Huckleberries are a fruit that is native to North America. Huckleberries grow on bushes that reach heights of up to 6.5 feet tall. They ripen in mid to late summer, and people sometimes call them "the poor man's blueberry." Unlike blueberries, huckleberries are usually too sour to eat raw. Cooks use huckleberries in pies and jams. Huckleberries are easy to grow and will produce fruit in the first year after they have been planted.
Plant the huckleberry seeds inside in a tray or small pot during the early spring. Place the seeds one-fourth of an inch deep in moist, high-quality compost and cover them with plastic wrap. The plastic wrap will keep the soil moist and the temperature warm.
Apply a liquid fertilizer once a week while the seedlings are establishing. For best results, follow the directions on the bottle of fertilizer but use it at half-strength.

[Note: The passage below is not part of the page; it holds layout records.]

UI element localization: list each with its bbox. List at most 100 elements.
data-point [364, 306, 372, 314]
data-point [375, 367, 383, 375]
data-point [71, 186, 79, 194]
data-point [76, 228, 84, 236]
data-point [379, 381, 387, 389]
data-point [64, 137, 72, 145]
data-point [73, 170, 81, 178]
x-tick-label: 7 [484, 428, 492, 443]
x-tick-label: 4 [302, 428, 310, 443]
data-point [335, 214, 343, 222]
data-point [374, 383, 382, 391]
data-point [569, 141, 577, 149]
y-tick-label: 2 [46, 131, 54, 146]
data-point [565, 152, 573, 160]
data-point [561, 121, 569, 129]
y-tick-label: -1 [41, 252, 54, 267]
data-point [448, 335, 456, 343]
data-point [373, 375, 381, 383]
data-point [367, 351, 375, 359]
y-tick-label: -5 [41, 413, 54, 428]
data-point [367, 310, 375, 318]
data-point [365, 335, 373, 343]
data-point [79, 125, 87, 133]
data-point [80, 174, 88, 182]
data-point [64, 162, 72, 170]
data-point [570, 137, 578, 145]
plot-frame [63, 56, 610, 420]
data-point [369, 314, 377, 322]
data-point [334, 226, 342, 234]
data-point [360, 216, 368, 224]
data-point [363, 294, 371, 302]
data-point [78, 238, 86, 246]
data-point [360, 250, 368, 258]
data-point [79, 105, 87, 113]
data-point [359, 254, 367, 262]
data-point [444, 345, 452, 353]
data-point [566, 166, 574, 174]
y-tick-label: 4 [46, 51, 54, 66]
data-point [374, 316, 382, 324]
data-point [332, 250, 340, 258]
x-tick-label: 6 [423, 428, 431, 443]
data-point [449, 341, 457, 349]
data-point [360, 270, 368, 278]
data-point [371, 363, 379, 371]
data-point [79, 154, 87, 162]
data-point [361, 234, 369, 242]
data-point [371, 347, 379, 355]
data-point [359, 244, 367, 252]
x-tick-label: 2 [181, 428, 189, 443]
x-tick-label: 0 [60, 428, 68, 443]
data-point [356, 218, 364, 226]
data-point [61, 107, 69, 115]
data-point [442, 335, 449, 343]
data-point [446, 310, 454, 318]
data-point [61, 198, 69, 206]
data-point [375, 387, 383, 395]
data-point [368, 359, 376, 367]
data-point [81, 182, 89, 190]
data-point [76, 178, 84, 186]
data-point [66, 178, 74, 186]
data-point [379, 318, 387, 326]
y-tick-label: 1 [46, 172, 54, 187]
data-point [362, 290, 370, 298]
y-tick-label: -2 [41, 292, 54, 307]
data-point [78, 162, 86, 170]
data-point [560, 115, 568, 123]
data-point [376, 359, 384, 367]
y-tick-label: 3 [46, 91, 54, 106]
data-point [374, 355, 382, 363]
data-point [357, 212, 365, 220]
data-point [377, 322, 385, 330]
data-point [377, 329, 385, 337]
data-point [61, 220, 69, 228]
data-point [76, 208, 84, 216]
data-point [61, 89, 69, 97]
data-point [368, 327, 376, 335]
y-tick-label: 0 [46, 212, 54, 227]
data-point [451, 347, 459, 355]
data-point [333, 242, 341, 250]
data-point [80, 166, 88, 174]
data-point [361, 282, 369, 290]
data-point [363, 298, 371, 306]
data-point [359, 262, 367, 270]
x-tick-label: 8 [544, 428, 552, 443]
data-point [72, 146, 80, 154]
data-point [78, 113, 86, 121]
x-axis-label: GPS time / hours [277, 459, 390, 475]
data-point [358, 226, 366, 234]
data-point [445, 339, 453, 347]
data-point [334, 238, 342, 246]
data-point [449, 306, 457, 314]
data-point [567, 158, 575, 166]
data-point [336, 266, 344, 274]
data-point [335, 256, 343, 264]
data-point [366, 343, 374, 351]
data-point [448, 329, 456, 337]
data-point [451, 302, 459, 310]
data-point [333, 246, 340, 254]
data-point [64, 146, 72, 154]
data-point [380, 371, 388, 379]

Transplant your seedlings outside after the last threat of frost in an area that will get a lot of sun. Generally, plant huckleberries the same time you are planting your vegetable garden in late spring. It's best to add two inches of compost to the soil before you place the seedlings. Use a rake to mix the compost in.
Add a 2-to-4-inch layer of mulch at the base of the huckleberry plants. The mulch will help the plants hold in moisture and will keep weeds from growing at the base of the bushes.
Water the huckleberries to keep the soil moist. Do not over-water, or the berries will lose their flavor and the plants will not produce as sweet of a berry. The plants will need more water in the hot summer months than in the cooler months. If it is very hot, water the plants with at least an inch of water once a week. Reduce this amount by half during the cooler months of late summer.
Harvest the berries by cutting the clusters off the vines when they are a dark purple in color. The berries will go from a very shiny green when they first begin to produce to almost black and dull. Berries will be ready for harvest about 90 days after you plant the seedlings.